AI agents enhance financial security by:

  • Monitoring unusual invoice behaviour
  • Identifying vendor spoofing attempts
  • Detecting payment anomalies

Because agents operate continuously, they provide real-time risk surveillance beyond human capacity.


Future Outlook: Autonomous Finance Operations

Agentic AI adoption is expected to expand beyond accounts payable into:

  • Accounts receivable
  • Treasury management
  • Expense auditing
  • Procurement optimization

Future finance departments may operate with hybrid workforces—human strategists supported by autonomous execution agents.

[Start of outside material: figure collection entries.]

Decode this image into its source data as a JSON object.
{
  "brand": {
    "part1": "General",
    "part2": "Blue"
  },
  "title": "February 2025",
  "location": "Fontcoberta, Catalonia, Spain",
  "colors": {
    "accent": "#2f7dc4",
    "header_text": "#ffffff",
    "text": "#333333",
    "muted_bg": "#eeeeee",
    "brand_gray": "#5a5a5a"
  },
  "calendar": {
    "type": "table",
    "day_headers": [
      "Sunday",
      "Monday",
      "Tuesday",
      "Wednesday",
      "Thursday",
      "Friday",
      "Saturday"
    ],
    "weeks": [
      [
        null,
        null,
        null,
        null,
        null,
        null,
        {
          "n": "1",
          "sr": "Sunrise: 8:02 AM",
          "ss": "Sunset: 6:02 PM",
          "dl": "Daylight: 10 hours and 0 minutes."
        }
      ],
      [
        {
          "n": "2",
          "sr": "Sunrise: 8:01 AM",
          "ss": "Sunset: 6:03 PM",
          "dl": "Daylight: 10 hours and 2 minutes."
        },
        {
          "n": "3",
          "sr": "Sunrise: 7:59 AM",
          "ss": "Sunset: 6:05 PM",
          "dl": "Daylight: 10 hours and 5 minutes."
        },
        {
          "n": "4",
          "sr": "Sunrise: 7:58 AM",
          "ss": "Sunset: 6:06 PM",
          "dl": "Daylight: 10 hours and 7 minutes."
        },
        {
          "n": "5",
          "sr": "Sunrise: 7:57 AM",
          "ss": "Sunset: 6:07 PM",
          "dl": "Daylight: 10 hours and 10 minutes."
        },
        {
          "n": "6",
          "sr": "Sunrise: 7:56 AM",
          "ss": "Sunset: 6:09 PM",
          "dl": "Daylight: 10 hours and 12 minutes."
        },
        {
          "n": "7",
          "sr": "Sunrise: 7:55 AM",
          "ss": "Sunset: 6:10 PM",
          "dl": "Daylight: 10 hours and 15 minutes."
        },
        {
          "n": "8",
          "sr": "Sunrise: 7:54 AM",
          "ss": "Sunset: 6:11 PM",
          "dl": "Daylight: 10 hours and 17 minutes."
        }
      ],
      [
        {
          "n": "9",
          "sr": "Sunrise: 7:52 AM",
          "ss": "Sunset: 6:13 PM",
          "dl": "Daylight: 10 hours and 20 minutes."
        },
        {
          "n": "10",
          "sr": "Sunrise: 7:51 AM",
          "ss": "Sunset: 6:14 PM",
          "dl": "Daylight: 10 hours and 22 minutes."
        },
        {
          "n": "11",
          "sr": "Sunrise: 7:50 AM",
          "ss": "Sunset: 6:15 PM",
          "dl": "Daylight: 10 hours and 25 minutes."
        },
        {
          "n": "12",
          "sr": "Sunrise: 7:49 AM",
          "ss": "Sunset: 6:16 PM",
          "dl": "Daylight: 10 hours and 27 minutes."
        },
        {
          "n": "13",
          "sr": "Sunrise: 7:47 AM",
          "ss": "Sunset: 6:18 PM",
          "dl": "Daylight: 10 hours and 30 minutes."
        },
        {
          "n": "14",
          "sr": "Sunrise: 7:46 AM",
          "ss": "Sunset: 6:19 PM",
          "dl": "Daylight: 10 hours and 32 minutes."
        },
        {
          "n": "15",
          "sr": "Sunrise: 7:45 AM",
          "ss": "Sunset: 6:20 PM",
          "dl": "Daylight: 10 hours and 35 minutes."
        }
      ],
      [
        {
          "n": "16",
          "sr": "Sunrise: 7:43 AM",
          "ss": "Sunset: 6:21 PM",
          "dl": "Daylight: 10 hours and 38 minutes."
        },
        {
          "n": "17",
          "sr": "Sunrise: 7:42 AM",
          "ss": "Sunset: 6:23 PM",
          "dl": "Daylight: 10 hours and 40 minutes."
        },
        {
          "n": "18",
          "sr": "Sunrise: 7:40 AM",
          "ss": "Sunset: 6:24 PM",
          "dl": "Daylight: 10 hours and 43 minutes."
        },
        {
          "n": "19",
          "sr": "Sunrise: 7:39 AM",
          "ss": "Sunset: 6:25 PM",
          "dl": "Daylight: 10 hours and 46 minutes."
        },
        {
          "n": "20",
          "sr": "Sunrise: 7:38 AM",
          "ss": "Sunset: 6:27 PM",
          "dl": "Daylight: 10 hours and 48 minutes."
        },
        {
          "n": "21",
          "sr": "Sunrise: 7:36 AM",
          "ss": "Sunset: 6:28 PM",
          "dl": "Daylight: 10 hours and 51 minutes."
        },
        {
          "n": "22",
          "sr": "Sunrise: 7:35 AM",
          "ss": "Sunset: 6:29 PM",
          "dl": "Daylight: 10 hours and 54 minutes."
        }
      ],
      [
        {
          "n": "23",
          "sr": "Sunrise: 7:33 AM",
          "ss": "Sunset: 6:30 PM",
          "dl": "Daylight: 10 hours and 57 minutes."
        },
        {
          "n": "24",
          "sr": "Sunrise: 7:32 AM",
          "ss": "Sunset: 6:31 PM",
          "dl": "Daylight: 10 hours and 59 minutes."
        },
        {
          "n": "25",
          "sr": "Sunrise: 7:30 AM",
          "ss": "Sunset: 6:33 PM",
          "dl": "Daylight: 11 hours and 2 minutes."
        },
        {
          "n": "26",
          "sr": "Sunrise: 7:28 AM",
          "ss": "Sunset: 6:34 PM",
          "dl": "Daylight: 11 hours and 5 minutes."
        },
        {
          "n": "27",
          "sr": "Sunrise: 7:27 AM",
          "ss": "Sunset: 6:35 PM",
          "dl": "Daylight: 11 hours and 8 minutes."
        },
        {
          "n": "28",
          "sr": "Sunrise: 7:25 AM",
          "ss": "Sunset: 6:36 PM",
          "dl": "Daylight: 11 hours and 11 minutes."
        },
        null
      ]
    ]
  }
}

Strategic Imperatives for Finance Leaders

To maximise ROI from agentic AI, executives should:

  1. Start with structured, high-volume workflows
  2. Ensure data quality and training scale
  3. Implement governance guardrails early
  4. Embed AI into operational systems
  5. Scale autonomy gradually

This disciplined approach mirrors how organisations onboard and develop human employees.


Conclusion

Agentic AI represents a decisive shift from insight generation to operational execution in enterprise finance.

By automating complex, rules-driven workflows, particularly in accounts payable, autonomous agents deliver measurable ROI, cost efficiency, and scalability.

Research from Basware and FT Longitude underscores the urgency for organisations to move beyond AI experimentation toward governed, outcome-driven deployment.

With strong data foundations, procurement alignment, and governance frameworks, agentic AI can transform finance departments into high-efficiency, strategically focused operations.

As boardroom expectations rise, one reality is clear: AI that acts—not just analyses—will define the next era of financial performance.